INTRODUCTION AND HYPOTHESIS: The objective was to evaluate the impact of body mass index (BMI) on the subjective improvement and risk of reoperation after first-time mid-urethral sling surgery.

METHODS: Data were retrieved from the national Danish Urogynaecological Database, including women with first-time surgery with mid-urethral polypropylene slings from 2011 to 2016. The subjective improvement was assessed by the difference in symptoms based on the International Consultation on Incontinence Questionnaire-Short Form (ICIQ-SF) completed pre- and 3 months postoperatively. A reoperation was defined as any new surgical procedure for stress urinary incontinence performed within the study period.
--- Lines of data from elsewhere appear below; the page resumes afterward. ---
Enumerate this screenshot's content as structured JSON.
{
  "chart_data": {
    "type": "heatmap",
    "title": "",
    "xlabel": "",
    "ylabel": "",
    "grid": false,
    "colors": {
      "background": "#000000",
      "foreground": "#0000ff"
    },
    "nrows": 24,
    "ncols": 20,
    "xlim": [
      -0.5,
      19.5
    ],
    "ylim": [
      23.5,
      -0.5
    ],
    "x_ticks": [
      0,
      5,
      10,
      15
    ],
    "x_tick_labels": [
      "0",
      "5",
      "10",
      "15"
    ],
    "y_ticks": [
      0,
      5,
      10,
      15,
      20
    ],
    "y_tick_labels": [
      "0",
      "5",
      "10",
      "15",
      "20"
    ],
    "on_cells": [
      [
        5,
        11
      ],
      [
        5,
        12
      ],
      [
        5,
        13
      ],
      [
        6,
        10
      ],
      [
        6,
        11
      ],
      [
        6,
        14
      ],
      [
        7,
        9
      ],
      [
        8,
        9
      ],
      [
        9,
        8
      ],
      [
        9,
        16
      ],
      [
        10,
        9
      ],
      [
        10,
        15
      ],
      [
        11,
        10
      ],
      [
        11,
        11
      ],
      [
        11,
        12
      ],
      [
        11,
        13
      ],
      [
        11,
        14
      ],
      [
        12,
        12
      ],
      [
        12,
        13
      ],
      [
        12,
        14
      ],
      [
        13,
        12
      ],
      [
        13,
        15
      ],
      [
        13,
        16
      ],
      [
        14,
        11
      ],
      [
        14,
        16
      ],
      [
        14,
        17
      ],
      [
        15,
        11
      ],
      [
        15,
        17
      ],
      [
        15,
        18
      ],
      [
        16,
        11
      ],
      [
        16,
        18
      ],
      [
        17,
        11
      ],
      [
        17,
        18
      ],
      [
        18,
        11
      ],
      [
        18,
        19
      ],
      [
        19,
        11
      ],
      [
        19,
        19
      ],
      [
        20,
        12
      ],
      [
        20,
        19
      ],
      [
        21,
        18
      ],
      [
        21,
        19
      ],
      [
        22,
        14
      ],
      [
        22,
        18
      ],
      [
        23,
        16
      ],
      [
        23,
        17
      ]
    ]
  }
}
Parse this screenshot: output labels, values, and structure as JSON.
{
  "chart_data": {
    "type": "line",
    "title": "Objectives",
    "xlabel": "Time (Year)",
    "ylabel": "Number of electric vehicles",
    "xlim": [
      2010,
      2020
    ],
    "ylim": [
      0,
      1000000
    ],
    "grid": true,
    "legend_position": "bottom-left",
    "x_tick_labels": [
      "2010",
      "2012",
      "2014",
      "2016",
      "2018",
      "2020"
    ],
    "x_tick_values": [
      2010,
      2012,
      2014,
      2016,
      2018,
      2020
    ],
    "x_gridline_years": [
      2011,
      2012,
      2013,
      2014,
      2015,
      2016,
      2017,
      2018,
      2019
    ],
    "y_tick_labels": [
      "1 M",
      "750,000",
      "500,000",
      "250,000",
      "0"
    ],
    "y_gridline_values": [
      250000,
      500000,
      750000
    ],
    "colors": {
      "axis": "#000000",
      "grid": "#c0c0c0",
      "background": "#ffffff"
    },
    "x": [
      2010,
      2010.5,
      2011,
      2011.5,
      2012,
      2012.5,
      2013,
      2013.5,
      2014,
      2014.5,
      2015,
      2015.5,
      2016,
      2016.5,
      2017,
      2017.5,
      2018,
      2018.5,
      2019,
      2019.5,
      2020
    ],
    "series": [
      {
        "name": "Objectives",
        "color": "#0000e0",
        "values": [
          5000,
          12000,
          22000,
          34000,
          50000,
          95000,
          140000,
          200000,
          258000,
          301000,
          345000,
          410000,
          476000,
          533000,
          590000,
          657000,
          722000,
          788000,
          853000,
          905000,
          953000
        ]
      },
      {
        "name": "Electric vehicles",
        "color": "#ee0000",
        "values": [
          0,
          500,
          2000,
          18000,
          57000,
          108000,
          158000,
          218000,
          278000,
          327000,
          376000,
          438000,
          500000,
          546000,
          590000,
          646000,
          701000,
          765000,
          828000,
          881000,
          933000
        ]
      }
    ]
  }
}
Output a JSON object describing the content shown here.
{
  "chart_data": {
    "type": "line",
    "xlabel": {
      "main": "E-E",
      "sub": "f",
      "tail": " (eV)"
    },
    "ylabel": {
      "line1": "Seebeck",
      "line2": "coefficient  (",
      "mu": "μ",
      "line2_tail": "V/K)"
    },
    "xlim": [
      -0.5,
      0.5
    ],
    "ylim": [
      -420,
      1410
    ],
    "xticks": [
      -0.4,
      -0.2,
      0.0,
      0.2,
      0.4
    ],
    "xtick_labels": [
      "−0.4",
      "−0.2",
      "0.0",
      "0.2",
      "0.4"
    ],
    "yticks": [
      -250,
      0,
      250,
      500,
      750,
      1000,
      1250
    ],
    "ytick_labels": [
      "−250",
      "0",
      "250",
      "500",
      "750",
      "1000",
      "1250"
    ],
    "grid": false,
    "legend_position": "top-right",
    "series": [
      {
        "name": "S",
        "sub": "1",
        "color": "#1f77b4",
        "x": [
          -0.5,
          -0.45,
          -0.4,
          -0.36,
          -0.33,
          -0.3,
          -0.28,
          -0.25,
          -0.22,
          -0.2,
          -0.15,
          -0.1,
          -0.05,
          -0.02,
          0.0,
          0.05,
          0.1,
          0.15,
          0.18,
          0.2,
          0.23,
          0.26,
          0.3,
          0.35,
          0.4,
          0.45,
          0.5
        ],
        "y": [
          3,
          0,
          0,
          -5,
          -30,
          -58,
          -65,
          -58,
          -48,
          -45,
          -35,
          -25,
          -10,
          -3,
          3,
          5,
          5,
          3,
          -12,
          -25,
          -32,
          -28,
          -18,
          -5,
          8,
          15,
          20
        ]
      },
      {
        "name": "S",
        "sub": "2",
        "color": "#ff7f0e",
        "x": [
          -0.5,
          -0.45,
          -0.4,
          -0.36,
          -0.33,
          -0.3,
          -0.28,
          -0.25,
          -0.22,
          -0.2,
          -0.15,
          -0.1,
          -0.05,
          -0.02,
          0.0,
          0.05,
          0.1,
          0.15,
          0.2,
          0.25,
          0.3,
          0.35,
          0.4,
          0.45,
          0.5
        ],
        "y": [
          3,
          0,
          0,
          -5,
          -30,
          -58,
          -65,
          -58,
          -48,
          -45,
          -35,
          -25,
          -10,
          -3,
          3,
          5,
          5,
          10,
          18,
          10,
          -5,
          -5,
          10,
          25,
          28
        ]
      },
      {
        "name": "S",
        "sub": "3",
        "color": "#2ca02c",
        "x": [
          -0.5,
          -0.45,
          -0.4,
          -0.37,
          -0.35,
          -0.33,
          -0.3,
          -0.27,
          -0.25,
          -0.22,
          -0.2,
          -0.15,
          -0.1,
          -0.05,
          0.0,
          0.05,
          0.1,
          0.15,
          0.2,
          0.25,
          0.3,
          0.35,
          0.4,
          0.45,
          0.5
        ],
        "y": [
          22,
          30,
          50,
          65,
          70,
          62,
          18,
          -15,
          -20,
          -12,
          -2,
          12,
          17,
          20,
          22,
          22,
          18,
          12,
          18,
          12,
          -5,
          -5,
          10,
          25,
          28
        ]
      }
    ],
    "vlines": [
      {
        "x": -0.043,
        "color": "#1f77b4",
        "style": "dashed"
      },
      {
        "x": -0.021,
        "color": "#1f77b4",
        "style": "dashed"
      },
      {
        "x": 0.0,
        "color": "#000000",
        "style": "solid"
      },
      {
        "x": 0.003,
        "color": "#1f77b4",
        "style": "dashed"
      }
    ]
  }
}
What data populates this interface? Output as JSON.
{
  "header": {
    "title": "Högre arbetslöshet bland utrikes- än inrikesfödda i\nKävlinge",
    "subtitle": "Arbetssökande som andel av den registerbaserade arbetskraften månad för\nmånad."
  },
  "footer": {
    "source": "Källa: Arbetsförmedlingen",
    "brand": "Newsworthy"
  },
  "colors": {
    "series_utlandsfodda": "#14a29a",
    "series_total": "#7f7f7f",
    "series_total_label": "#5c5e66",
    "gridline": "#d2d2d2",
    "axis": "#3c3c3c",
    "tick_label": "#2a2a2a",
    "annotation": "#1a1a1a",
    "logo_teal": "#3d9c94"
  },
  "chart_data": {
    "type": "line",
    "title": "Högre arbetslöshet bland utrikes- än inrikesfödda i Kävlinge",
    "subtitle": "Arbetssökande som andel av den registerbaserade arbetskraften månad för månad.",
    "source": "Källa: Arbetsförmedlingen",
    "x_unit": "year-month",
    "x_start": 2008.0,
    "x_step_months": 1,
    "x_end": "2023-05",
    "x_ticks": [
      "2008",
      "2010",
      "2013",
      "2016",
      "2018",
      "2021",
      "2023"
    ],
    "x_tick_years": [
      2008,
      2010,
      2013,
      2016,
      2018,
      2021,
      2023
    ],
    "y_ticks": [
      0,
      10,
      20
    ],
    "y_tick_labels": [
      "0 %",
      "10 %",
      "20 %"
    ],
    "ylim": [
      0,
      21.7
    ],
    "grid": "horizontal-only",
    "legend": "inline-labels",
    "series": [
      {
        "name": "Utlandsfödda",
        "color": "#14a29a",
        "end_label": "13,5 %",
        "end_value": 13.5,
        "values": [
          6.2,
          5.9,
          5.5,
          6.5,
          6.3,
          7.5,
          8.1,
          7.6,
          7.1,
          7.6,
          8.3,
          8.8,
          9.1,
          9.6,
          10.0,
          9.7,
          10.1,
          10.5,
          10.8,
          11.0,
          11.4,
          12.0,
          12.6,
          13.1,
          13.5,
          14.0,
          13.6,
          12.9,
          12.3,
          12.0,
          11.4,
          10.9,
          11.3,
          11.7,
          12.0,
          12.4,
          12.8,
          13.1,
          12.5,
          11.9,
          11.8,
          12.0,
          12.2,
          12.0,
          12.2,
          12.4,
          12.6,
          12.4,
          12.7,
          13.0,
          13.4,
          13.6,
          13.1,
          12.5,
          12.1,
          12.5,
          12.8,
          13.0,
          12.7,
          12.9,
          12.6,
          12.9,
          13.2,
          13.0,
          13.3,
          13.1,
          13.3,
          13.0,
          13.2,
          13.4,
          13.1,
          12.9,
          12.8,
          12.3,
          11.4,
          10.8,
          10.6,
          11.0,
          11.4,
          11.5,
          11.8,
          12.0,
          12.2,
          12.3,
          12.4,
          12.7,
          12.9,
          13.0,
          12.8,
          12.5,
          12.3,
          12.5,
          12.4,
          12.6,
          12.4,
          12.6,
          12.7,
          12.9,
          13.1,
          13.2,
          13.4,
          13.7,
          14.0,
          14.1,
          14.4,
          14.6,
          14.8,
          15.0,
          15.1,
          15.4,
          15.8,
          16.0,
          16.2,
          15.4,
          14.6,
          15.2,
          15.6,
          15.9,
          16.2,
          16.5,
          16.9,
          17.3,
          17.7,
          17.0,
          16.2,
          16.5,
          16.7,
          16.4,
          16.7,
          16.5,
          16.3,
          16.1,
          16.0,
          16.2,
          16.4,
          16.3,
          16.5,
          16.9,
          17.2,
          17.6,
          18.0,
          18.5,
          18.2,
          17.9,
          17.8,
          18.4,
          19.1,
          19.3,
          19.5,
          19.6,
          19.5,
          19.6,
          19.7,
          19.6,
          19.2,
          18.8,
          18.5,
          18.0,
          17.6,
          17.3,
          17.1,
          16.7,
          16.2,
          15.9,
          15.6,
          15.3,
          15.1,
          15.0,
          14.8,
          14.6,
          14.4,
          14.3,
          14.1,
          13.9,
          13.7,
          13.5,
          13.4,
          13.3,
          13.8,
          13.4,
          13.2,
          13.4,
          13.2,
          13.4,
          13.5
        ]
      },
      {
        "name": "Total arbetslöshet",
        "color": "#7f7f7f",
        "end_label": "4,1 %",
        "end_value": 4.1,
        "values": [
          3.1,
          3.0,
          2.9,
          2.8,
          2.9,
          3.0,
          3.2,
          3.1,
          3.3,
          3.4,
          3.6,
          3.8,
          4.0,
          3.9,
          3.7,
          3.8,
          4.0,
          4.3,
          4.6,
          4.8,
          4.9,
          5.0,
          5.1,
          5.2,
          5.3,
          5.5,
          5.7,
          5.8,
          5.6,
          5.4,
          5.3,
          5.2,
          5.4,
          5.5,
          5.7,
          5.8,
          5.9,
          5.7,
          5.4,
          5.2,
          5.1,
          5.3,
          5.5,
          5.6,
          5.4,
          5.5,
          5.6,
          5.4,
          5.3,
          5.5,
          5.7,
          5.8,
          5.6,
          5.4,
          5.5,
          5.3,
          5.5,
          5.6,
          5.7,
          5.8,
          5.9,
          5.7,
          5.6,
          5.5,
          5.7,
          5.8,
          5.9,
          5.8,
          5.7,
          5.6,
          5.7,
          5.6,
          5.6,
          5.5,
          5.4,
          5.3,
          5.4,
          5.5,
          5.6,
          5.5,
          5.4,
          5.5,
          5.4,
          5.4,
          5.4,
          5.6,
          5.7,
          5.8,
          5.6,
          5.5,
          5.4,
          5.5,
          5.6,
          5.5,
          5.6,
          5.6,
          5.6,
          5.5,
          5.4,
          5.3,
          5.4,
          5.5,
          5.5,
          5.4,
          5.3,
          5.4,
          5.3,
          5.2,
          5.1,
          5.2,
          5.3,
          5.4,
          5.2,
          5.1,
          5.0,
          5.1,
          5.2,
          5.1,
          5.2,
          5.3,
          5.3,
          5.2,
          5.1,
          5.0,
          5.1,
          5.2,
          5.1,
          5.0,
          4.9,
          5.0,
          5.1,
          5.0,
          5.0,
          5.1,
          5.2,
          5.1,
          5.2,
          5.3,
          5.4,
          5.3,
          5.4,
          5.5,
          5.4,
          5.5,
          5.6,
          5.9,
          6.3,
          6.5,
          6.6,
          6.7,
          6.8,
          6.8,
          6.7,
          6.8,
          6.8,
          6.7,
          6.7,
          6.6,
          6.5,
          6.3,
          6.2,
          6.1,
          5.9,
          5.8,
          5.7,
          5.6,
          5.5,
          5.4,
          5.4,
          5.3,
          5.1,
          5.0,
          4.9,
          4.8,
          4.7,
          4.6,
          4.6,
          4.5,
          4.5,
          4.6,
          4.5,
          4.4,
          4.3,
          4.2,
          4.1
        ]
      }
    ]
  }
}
RESULTS: During the study period, 6,414 mid-urethral sling procedures were performed; 80.0% of these women filled out both pre- and post-surgical International Consultation on Incontinence Questionnaire (ICI-Q) forms. 42.4% had a BMI < 25, 34.6% had BMI 25-30, 16.9% had BMI 30-35, and 6.0% BMI >35. The subjective improvement after surgery was high in all BMI categories and there were no differences between the categories. The overall cumulative hazard proportion at 2 years of follow-up was 1.9% (CI 95%: 1.6-2.3) and after 5 years 2.4% (CI 95%: 2.0-2.9). Adjusted for age, smoking, and use of alcohol, the cumulative hazard proportion after 2 years of follow-up was 3.2% (CI 95%: 1.6-6.2) for women with BMI >35 and after 5 years 4.0% (CI 95%: 2.0-7.7), which was the highest proportion of reoperation in the study. The crude hazard ratio was 1.84 (CI 95%: 0.89-3.83) women with BMI >35 and the adjusted hazard ratio was 1.94 (CI 95%: 0.92-4.09).

CONCLUSIONS: We found high subjective improvement after the first-time surgery unrelated to BMI. Women with a BMI over 35 had the highest proportion of reoperations, although this was not statistically significant.